Eine Studie der Klinik für Kinder- und Jugendpsychosomatik des UKE belegt neuerdings, daß rund 25 Prozent aller Kinder mental und dann oft auch körperlich leiden. Die Hamburger Ärzte sind sich sicher, daß dies am wachsenden Leistungsdruck in Schulen (z.B. durch die selektiven Gymnasien, die verkürzte Zeit zum Abitur) und in der Gesellschaft (,,Aufstiegschancen“) liegt.
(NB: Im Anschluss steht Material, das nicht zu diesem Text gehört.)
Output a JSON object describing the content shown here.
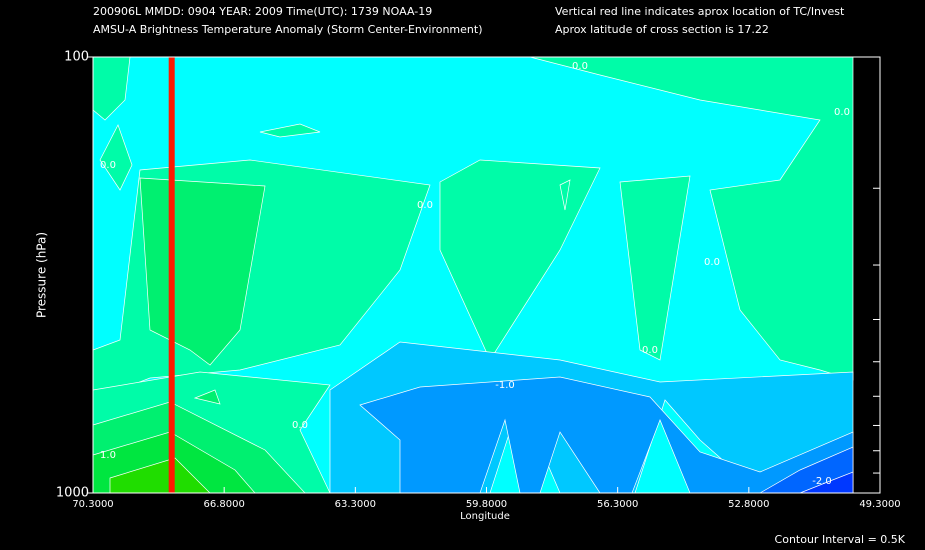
{
  "chart_data": {
    "type": "contour",
    "header": [
      "200906L  MMDD: 0904 YEAR: 2009 Time(UTC): 1739 NOAA-19",
      "AMSU-A Brightness Temperature Anomaly (Storm Center-Environment)"
    ],
    "notes": [
      "Vertical red line indicates aprox location of TC/Invest",
      "Aprox latitude of cross section is 17.22"
    ],
    "xlabel": "Longitude",
    "ylabel": "Pressure (hPa)",
    "footer": "Contour Interval = 0.5K",
    "xlim": [
      70.3,
      49.3
    ],
    "xticks": [
      {
        "value": 70.3,
        "label": "70.3000"
      },
      {
        "value": 66.8,
        "label": "66.8000"
      },
      {
        "value": 63.3,
        "label": "63.3000"
      },
      {
        "value": 59.8,
        "label": "59.8000"
      },
      {
        "value": 56.3,
        "label": "56.3000"
      },
      {
        "value": 52.8,
        "label": "52.8000"
      },
      {
        "value": 49.3,
        "label": "49.3000"
      }
    ],
    "ylim": [
      100,
      1000
    ],
    "yscale": "log",
    "yticks": [
      100,
      1000
    ],
    "yminor_ticks": [
      200,
      300,
      400,
      500,
      600,
      700,
      800,
      900
    ],
    "tc_longitude": 68.2,
    "tc_line_color": "#ff1a00",
    "bands": [
      {
        "range": [
          -0.5,
          0
        ],
        "color": "#00ffff"
      },
      {
        "range": [
          0,
          0.5
        ],
        "color": "#00fca8"
      },
      {
        "range": [
          0.5,
          1
        ],
        "color": "#00f070"
      },
      {
        "range": [
          1,
          1.5
        ],
        "color": "#00e640"
      },
      {
        "range": [
          1.5,
          2
        ],
        "color": "#20dd00"
      },
      {
        "range": [
          -1,
          -0.5
        ],
        "color": "#00c8ff"
      },
      {
        "range": [
          -1.5,
          -1
        ],
        "color": "#0099ff"
      },
      {
        "range": [
          -2,
          -1.5
        ],
        "color": "#0066ff"
      },
      {
        "range": [
          -2.5,
          -2
        ],
        "color": "#0038ff"
      }
    ],
    "contour_labels": [
      "0.0",
      "0.0",
      "0.0",
      "0.0",
      "0.0",
      "0.0",
      "0.0",
      "-1.0",
      "-2.0",
      "1.0"
    ]
  }
}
Die meisten würden ihre ,,psychischen Störungen“ auch über ihr Jugendalter hinaus mit sich schleppen.
Der politisch geschaffene Konkurrenzdruck verursacht also allerhand kulturelles Elend im materiell reichen, aufgeklärten Hamburg. Die Stadt wird seit 2001 von der CDU regiert, also vom politischen Arm der Unternehmervertretung Handelskammer. Dafür wurde der Schlagetot Ronald B. Schill installiert. Er sollte das neoliberale Vorhaben, alle und alles verwertungsgeschmeidig zu striegeln (,,Wachsende Stadt“), mit Polizei und Propaganda absichern. Schill verhielt sich dabei so zu der CDU-Regentschaft wie STiNE zu Ba/Ma: Sie dienen der restriktiven Überwachung eines kulturellen und soziales Desaster.
Auch wenn nun seit zwei Jahren die ,,alternativen Kreativen“ den Knüppel durch lebensgefühligen Kitt ersetzen sollen, bleibt die Roheit der ,,Wachsenden Stadt“ bestehen: Wert sei nur, wer etwas zu verkaufen hat; die Erweiterung der Lebensmöglichkeiten sei auf Kosten anderer durchzusetzen. Die Dressur auf ökonomischen Output, Einzelkampf und Konkurrenz ist unmenschlich und ahistorisch. Ein Orchester wird nicht dadurch gut, daß eine Geige siegen will.
Trauer, Angst, Desorientierung, Depression und Aggression sind zunehmend weit verbreitet, aber keineswegs alternativlos. Sie haben ihre - erkennbaren - sozialen und politischen Ursachen in der gesellschaftlichen Dominanz der profitorientierten Verwertung und dem (verzweifelten) Ellenbogeneinsatz. Jeder und jede kann zu ihrer Überwindung beitragen - durch gesellschaftliche Produktivität, Humanität, Kritik, Klugheit, Solidarität und Freude. Produktiv wird die Kooperation durch eingreifende Opposition zu den - falschen - gesellschaftlichen Normen (,,Leisten“ / ,,Versagen“) für die ökonomische Ausnutzung. Gebührenfreiheit, solidarisches Lernen und sozialkritische Wissenschaften sind Verbesserungen, die menschlich orientieren.